Along the way I stopped at an Engen service station. I walked past a man who was fixing something, and he said, “can I just tell you something?” . I was expecting a scam of some sort but he said “I have a friend who can get Ivory”. I told him I wasn’t interested. Is there an underground market for Ivory in Botswana?

I arrived around lunch time at Mokolodi Backpackers. A very nice place to stay at, and it seemed there was only one other guest other than me. More fibreglassing ensured.

Camped at Mokolodi Backpackers

Wild camp North of Kokotsha to wild camp east of Ralekgetho

The night was cool. The fibreglass from my repairs had mostly dried, but the temperature was not ideal. However it was strong enough to hold up without anything in it. I got going and stopped a few kms down the road for breakfast.  Then it was about 50km up the highway until Sekoma. Thats where I met up with the main highway the A2. I decided to stop near a fuel stop to ring up Mascom to get my sim card registered. However they told me to go to a post office. The nearest one was Jwaneng about 80km away.

I got to Jwaneng, found the Post Office, but there was a big queue.
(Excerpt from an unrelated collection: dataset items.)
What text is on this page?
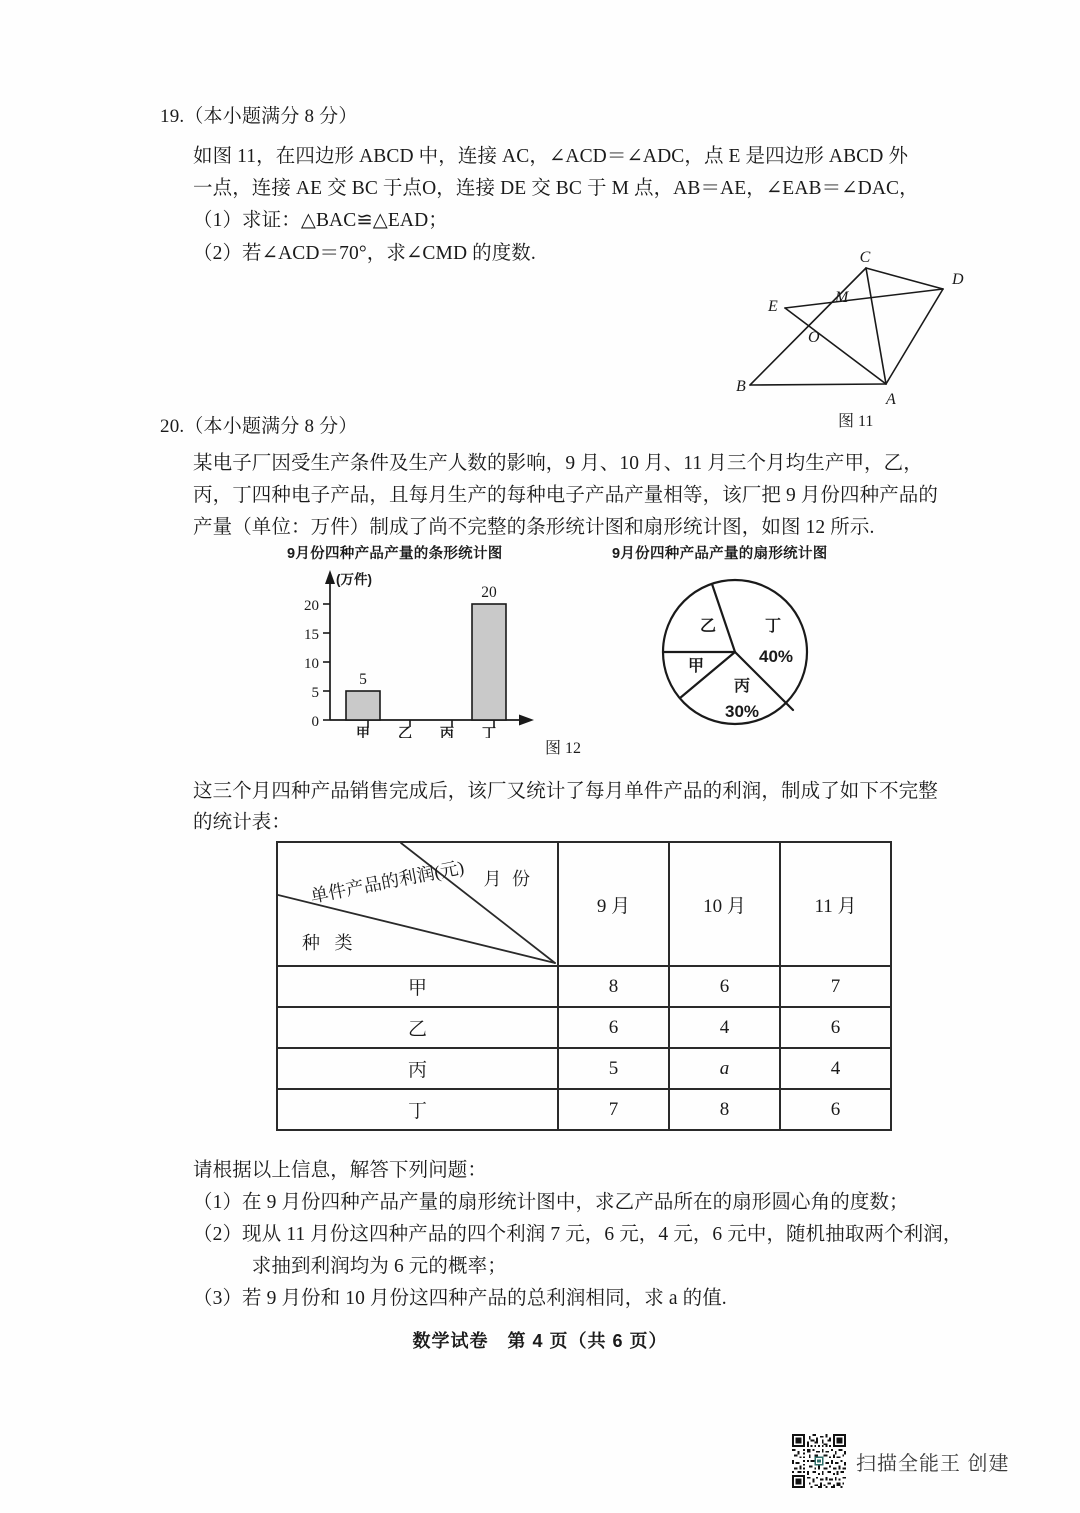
19.（本小题满分 8 分）
如图 11，在四边形 ABCD 中，连接 AC，∠ACD＝∠ADC，点 E 是四边形 ABCD 外
一点，连接 AE 交 BC 于点O，连接 DE 交 BC 于 M 点，AB＝AE，∠EAB＝∠DAC，
（1）求证：△BAC≌△EAD；
（2）若∠ACD＝70°，求∠CMD 的度数.	C
D
E
M
O
B
A
图 11
20.（本小题满分 8 分）
某电子厂因受生产条件及生产人数的影响，9 月、10 月、11 月三个月均生产甲，乙，
丙，丁四种电子产品，且每月生产的每种电子产品产量相等，该厂把 9 月份四种产品的
产量（单位：万件）制成了尚不完整的条形统计图和扇形统计图，如图 12 所示.
9月份四种产品产量的条形统计图
0
5
10
15
20
(万件)
5
20
甲 乙 丙 丁
图 12
9月份四种产品产量的扇形统计图
丁
乙
甲
丙
40%
30%
这三个月四种产品销售完成后，该厂又统计了每月单件产品的利润，制成了如下不完整
的统计表：
月 份
单件产品的利润(元)
种 类
9 月	10 月	11 月
甲	8	6	7
乙	6	4	6
丙	5	a	4
丁	7	8	6
请根据以上信息，解答下列问题：
（1）在 9 月份四种产品产量的扇形统计图中，求乙产品所在的扇形圆心角的度数；
（2）现从 11 月份这四种产品的四个利润 7 元，6 元，4 元，6 元中，随机抽取两个利润，
　　　求抽到利润均为 6 元的概率；
（3）若 9 月份和 10 月份这四种产品的总利润相同，求 a 的值.
数学试卷　第 4 页（共 6 页）
扫描全能王 创建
I asked the security guard if there was a Mascom shop, and there was. Asking someone else I eventually found it. So I sat in the queue and got someone to help me register my sim. However she couldn’t do it either. She said the IT support people were out for lunch. So I went to pick n pay, got some bananas and went back to Mascom at 2pm. She tried again, and again couldn’t get me registered. After more than an hour including multiple phone calls, she eventually got my sim registered and I was back on the internet.

I continued heading east and stopped at a wild camp suggested on iOverlander near an old quarry. Old quarries make good wild camps. I set up camp and proceeded to apply more fibreglass to repair the box.

It was quiet peaceful night, albeit cold.